Spätestens seit dem Überfall von Russland auf die Ukraine und der dadurch drohenden Gasnotlage ist das Thema, wie wir zukünftig unsere Wohnungen und Gebäude heizen wollen, auf der Tagesordnung. Aktuell diskutiert die Bundesregierung über ein Verbot von Öl- und Gasheizungen. Der Einbau der klimaschädlichen Heizungen soll bereits ab 2024 verboten werden. Von dem Zeitpunkt an sollen nur noch Heizsysteme verbaut werden, die Wärme aus „mindestens 65 Prozent erneuerbaren Energien“ erzeugen.

Wie kann das erreicht werden? Ist die Wärmepumpe im Altbau überhaupt sinnvoll? Ist nicht zuvor eine sehr teure Sanierung notwendig? Könnte eine Pelletheizung eine Alternative sein, und wie ökologisch ist die Fernwärme in Ulm? Das waren die Fragen des Abends. 

Oberbürgermeister Gunter Czisch fordert in seinem Grußwort dann auch Offenheit gegenüber neuen Innovationen: „Um den Klimaschutz zu schaffen, müssen wir unsere Gewohnheiten verändern“. Und auch im Hinblick auf die Dämmung älterer Gebäude, die Hausbesitzer auch im hohen Alter sehr hohe Kosten aufbürden, meinte das Stadtoberhaupt: „Alle Veränderungen in der Stadtgesellschaft müssen realistisch machbar sein.“ 

Viel Sand im Getriebe

Auch der unw Vorstandsvorsitzende Prof. Dr. Martin Müller weiß, dass das Thema polarisiert und starke Emotionen hervorruft: „Da ist viel Sand im Getriebe.“ Für Moderator Dr. Volker Kienzlen, Geschäftsführer der KEA Klimaschutz- und Energieagentur Baden-Württemberg GmbH ist klar: „Eigentum verpflichtet.“ Jeder müsse Verantwortung in einer Gesellschaft übernehmen und seinen Beitrag leisten. So stehe es im Grundgesetz. 

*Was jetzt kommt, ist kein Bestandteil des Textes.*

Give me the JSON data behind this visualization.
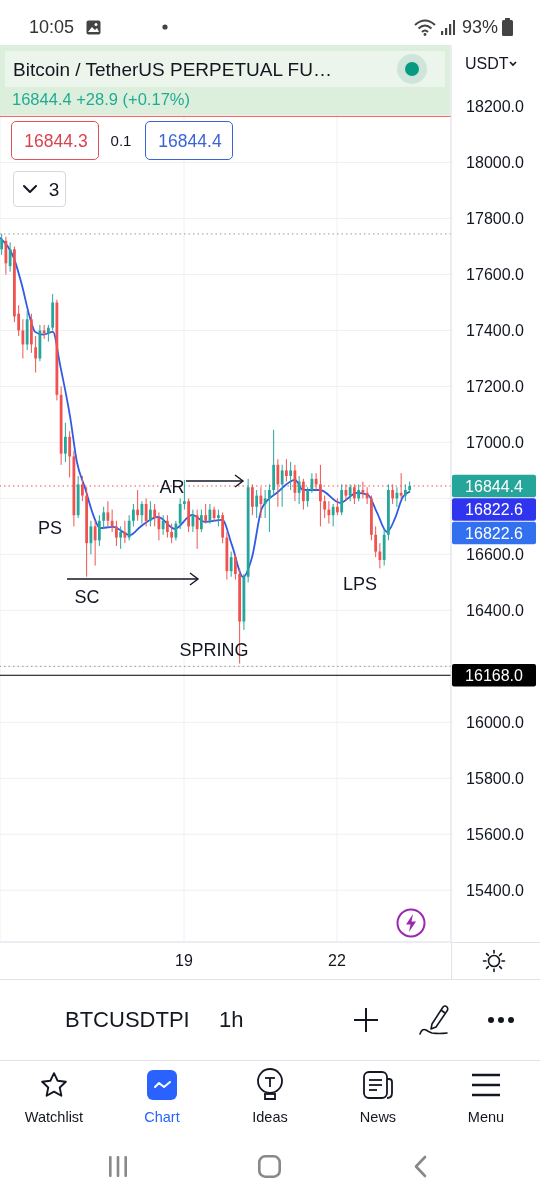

Dass die Wärmewende mit vielen Verboten einhergehe ist für Roland Mäckle von der Regionale Energieagentur Ulm gGmbH „auch für Experten ein harter Brocken“. Sie habe jedoch viele Facetten und sie werde stattfinden: „Jetzt geht es vorrangig darum, die Wärmelast zu senken.“ Nur auf den Einbau von Wärmepumpen zu setzen, auf die man derzeit etwa ein Jahr warten müsse, sei jedoch zu kurz gesprungen: „Hier ist viel Aufklärung nötig, doch die Menschen sind offen.“ 

Für die Zukunft setzt Ulrich Willmann von der Stadt Ulm auf den weiteren Ausbau des Fernwärmenetzes, um fossile Brennstoffe zu ersetzen. Dies sei Bestandteil eines kommunalen Wärmeplans, der im Sommer im Umweltausschuss vorgestellt wird. Zudem entwickle die Stadt derzeit mit dem Denkmalschutz ein Gestaltungsgesetz, damit nun auch bald in der Innenstadt PV-Anlagen installiert werden können. 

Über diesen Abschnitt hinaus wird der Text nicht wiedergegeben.